What are acceptable values of KR 20? There is no single answer to say the acceptable values of KR20. As a general rule, values of KR 20 for professionally developed and widely administered tests such as the SAT or GRE are expected to be greater than or equal to .80. Values of KR 20 for tests developed by instructors are not held to the same standard; one rule of thumb states that values greater than or equal to 0.70 are acceptable. Values of KR 20 for tests that assess several content areas or topics are expected to be lower than values of KR 20 than tests that assess a single content area.

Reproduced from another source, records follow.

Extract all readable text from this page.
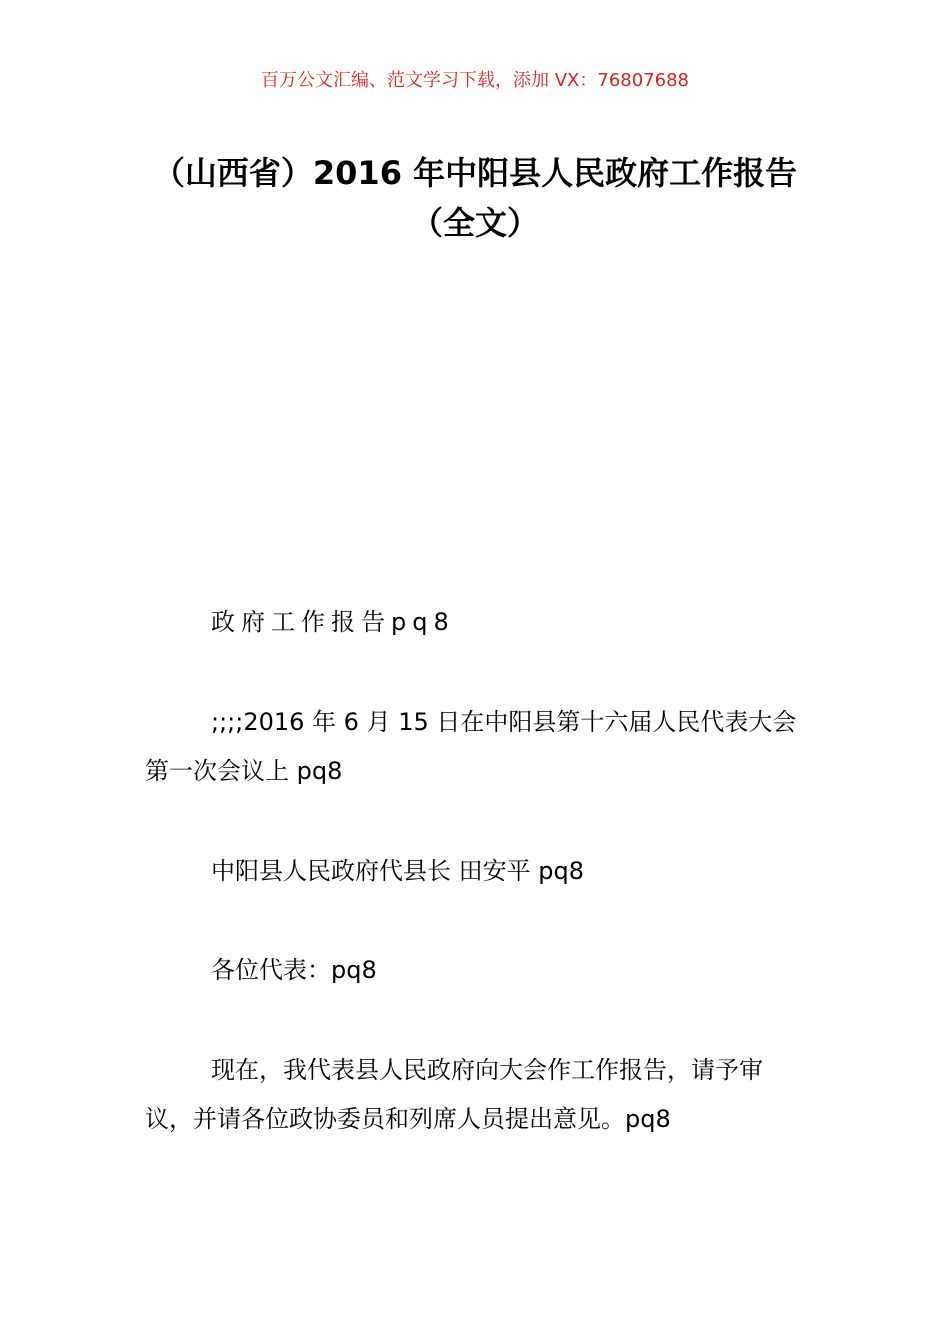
百万公文汇编、范文学习下载，添加 VX：76807688
（山西省）2016 年中阳县人民政府工作报告（全文）
政府工作报告pq8
;;;;2016 年 6 月 15 日在中阳县第十六届人民代表大会第一次会议上 pq8
中阳县人民政府代县长 田安平 pq8
各位代表：pq8
现在，我代表县人民政府向大会作工作报告，请予审议，并请各位政协委员和列席人员提出意见。pq8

When interpreting the value of KR 20 two additional factors should be considered: the size of the class and the extent of variability in students’ knowledge. Values of KR 20 for small classes (say, less than 15 students) should be interpreted with caution since the observed value may be considerably different than the value that would be obtained if the test were administered to a larger sample. When a class is made up of students who are similar to each other in their level of ability, i.e., the range of test scores is small, the observed value of KR 20 will generally be lower than the value that would be obtained if the test were administered to a more diverse sample of students.

References

http://www.omet.pitt.edu/docs/OMET%20Test%20and%20Item%20Analysis.pdf
http://ericae.net/ft/tamu/Espy.htm

Assignments

  1. Construct a test and statically find the validity, reliability and objectivity of it. Write and present a detailed report
  2. Choose any multiple choice question and perform distracter analysis.